Heather Matarazzo aufgeführt in der Rolle von...
Lilly Moscovitz
- Lilly: Michael, don't always think you could get a ride with us and...
- [sees Mia's new look]
- Lilly: Oy. Who destroyed you?
- Mia: Oh. You-you think it looks that bad?
- Lilly: You look ridiculous. You should sue.
- Mia: Well um... I know it's a little straighter and shorter and...
- Lilly: Weirder!
- [Get's in limo]
- Michael: An attractive weirder.
- Lilly: No, it's not attractive!
- Joe: Seat belts, please.
- Lilly: What I really can't understand is that you ditched me again yesterday when I really needed your help at the greenpeace petition.
- [picks up bag]
- Lilly: These bags! You HAVE one of these bags? You know, we could hock that and feed a whole third world country!
- [Looks at Michael]
- Lilly: Am I right?
- Michael: No.
- Joe: If there are no more passengers, I think we should close the door.
- Teacher Mr. O'Connell: Class has begun. Class has begun and I have a little surprise for you. Pop quiz. French Revolution.
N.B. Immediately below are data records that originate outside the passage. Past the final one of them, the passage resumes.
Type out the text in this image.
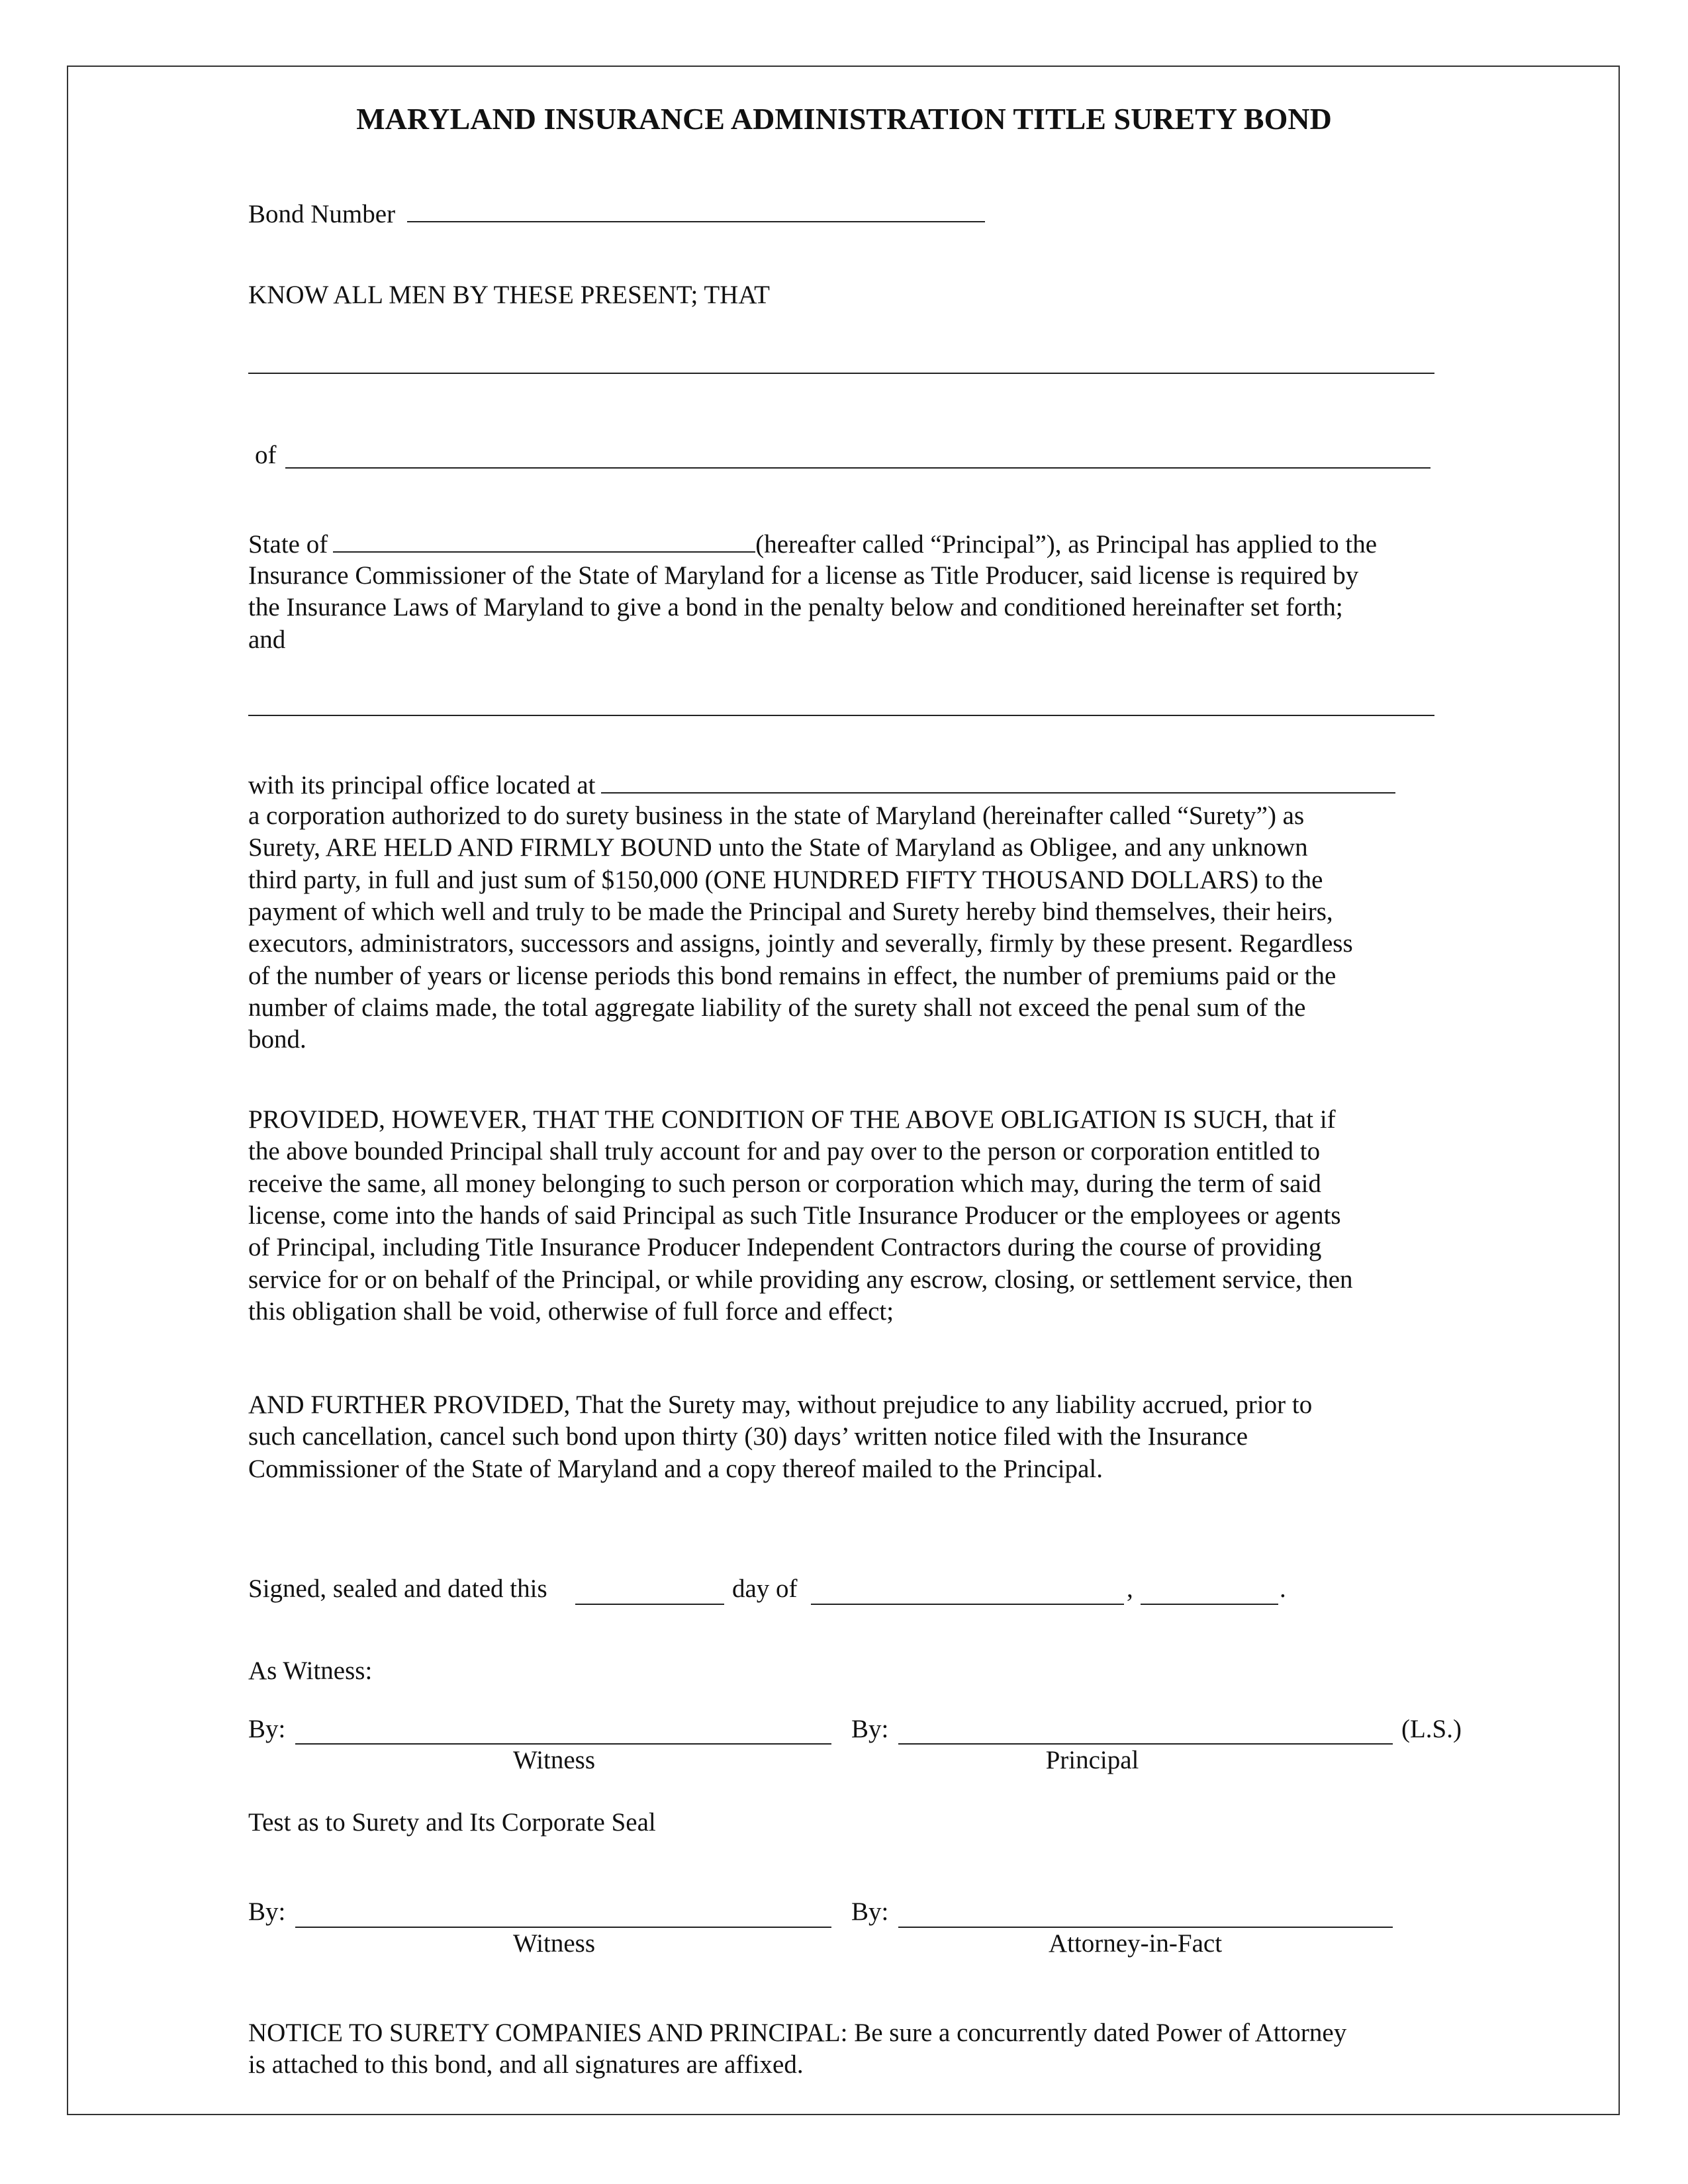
MARYLAND INSURANCE ADMINISTRATION TITLE SURETY BOND
Bond Number
KNOW ALL MEN BY THESE PRESENT; THAT
of
State of	(hereafter called “Principal”), as Principal has applied to the
Insurance Commissioner of the State of Maryland for a license as Title Producer, said license is required by
the Insurance Laws of Maryland to give a bond in the penalty below and conditioned hereinafter set forth;
and
with its principal office located at
a corporation authorized to do surety business in the state of Maryland (hereinafter called “Surety”) as
Surety, ARE HELD AND FIRMLY BOUND unto the State of Maryland as Obligee, and any unknown
third party, in full and just sum of $150,000 (ONE HUNDRED FIFTY THOUSAND DOLLARS) to the
payment of which well and truly to be made the Principal and Surety hereby bind themselves, their heirs,
executors, administrators, successors and assigns, jointly and severally, firmly by these present. Regardless
of the number of years or license periods this bond remains in effect, the number of premiums paid or the
number of claims made, the total aggregate liability of the surety shall not exceed the penal sum of the
bond.
PROVIDED, HOWEVER, THAT THE CONDITION OF THE ABOVE OBLIGATION IS SUCH, that if
the above bounded Principal shall truly account for and pay over to the person or corporation entitled to
receive the same, all money belonging to such person or corporation which may, during the term of said
license, come into the hands of said Principal as such Title Insurance Producer or the employees or agents
of Principal, including Title Insurance Producer Independent Contractors during the course of providing
service for or on behalf of the Principal, or while providing any escrow, closing, or settlement service, then
this obligation shall be void, otherwise of full force and effect;
AND FURTHER PROVIDED, That the Surety may, without prejudice to any liability accrued, prior to
such cancellation, cancel such bond upon thirty (30) days’ written notice filed with the Insurance
Commissioner of the State of Maryland and a copy thereof mailed to the Principal.
Signed, sealed and dated this	day of	,	.
As Witness:
By:	By:	(L.S.)
Witness	Principal
Test as to Surety and Its Corporate Seal
By:	By:
Witness	Attorney-in-Fact
NOTICE TO SURETY COMPANIES AND PRINCIPAL: Be sure a concurrently dated Power of Attorney
is attached to this bond, and all signatures are affixed.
- Lana Thomas: Oh, Mr. O'Connell, there's a school rule that says nobody's allowed to wear hats in class. And I don't think anybody should be an exception to that rule, do you?
- Teacher Mr. O'Connell: No, Lana. Mia, I'm sorry, but hats are against the dress code. Mia?
- [Mia removes her hat; letting her hair down]
- Fontana: Mamma Mia.
- Lana Thomas: Look who's trying to fit in now.
- Cheerleader Anna: It's a wig, right?
- Cable Show Student Melissa: I think it Iooks reaIIy sweet, Mia.
- Cheerleader Anna: Looks like she got a head transplant.
- Lilly: Well, I think it rocks! And, you know what? Voltaire, hair. Personally, I'd rather learn about Voltaire.